The rest of us walked up and down muddy hills, through the Vietnamese brush. It felt like The Things They Carried, In Pharoah’s Army, I’m not kidding. Coffee plants taller than men. Little kids were walking with us by this point, the middle-school aged ones in uniform, and they’d peel off on little tiny paths every so often, presumably to their homes, hidden among the plantlife and mist.

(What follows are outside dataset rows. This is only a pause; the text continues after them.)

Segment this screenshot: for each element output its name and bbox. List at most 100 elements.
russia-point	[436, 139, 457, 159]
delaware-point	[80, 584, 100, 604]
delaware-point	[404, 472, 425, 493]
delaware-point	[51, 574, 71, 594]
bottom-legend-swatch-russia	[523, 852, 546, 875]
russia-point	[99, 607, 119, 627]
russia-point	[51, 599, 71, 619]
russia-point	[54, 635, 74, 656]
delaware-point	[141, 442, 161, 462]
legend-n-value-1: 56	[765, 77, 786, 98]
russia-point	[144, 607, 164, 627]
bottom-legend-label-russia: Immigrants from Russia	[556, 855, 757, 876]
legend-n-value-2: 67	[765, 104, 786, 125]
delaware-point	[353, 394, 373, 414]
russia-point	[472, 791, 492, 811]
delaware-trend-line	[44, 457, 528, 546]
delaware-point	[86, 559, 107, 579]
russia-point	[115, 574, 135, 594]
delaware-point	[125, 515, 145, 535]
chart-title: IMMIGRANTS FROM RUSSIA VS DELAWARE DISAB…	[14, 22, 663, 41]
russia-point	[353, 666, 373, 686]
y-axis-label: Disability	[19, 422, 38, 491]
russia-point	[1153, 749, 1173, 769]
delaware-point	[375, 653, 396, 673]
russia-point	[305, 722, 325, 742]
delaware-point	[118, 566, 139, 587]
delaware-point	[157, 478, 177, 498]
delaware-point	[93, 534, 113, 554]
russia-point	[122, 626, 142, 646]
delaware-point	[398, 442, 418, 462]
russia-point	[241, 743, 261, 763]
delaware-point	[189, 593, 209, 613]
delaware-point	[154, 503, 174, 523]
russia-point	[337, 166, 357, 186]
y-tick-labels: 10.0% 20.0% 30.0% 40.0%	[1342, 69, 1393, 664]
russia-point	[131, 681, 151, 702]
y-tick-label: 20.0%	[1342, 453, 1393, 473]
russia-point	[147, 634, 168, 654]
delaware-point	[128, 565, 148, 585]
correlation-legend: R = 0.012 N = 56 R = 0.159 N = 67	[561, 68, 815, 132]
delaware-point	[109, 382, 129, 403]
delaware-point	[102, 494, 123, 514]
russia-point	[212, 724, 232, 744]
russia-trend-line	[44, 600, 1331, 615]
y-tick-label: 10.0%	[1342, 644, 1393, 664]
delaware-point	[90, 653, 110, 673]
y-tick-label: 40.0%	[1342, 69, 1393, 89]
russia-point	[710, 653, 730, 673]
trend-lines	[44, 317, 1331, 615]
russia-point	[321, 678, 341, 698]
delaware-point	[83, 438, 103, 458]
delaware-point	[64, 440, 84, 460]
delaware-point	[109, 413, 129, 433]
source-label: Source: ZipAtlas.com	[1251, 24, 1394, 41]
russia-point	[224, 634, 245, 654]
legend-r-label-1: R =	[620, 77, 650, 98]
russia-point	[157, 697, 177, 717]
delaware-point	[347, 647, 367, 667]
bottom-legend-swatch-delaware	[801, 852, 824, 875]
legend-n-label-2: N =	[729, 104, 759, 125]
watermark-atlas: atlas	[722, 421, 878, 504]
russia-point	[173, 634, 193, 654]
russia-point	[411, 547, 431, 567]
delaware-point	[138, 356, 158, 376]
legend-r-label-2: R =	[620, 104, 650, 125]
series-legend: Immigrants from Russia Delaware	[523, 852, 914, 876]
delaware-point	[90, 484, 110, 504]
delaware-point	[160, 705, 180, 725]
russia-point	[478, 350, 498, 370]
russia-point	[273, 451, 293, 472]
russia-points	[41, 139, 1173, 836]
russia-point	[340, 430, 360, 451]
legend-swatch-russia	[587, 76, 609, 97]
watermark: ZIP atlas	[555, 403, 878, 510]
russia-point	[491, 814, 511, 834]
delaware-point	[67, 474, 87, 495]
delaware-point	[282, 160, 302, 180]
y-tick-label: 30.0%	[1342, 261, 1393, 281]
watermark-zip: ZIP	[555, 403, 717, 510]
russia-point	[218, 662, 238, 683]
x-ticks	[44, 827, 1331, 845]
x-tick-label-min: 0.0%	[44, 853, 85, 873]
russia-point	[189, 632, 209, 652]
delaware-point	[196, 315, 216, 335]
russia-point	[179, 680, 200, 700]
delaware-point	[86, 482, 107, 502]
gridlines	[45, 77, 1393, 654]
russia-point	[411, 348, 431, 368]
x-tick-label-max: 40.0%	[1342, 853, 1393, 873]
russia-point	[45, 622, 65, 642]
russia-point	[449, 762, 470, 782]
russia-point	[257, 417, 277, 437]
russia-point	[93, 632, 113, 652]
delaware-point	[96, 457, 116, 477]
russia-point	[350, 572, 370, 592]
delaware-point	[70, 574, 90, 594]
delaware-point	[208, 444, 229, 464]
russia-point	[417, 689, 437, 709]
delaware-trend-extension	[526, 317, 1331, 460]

The school was much like the others. It was beautiful though, the people were so grateful to have us there, that we’d come all the wayfrom town. Most of them had never in their lives gone that far. It was the most wonderful group of people. We couldn’t bring the gifts for the children all the way out, they were still in one of the other vans. But a few people had crackers, someone had a brick of cheese, and they were all dumped into one of the cone hats and passed around to the children, who ate with joy. It was really beautiful. One of the poorest areas that Plum Village supports, but these people were happy, functioning people. They don’t need plumbing or cars to live. Not at all. Not even close.
That’s what I’ve learned. The third world is not suffering because it lacks for anything. These populations, tribal cillages, rural communities, are suffering when modern civilizations build gross production factories and pay their staff nothing. When they invade for land and agricultural resources. When they force these peoples to evolve and change, but don’t give them the time or the materials to do so. That’s what causes unhappiness, strife, extinction. It’s terrible, what our world can do. We’re all just people, living differently. I’m learning, anyway.
And today I’ve been thinking back, relaxing, writing postcards. I’ve got enough energy to sustain me, I need a lot less sleep than I did at home. I haven’t figured out why yet, but I think it’s because I’m not dragging myself down with negativity so much anymore. I’m opening up, I’m finding apologies and forgivenesses, I’m breathing deeply.
I do, I love it here.
Until Next Time, "Anger is a mental formation. It is an energy. Mindfulness is also an energy. Think of your anger as a baby that is crying. First, you must hold that baby to calm it down, just take care of its pain. Then, you can look deeply into its source. Your anger is a child. Your mindfulness is its mother
1 comment:
Dear Madeline,
It is very moving experience that you are able to witness,helping with simple, poor people, children and water our seeds of compassion and also to be with some many retreatants who have the taste for the practice of mindfulness and opening our heart.
you are among good friends and of course the good energy of our Teacher.Thank you for going to VN.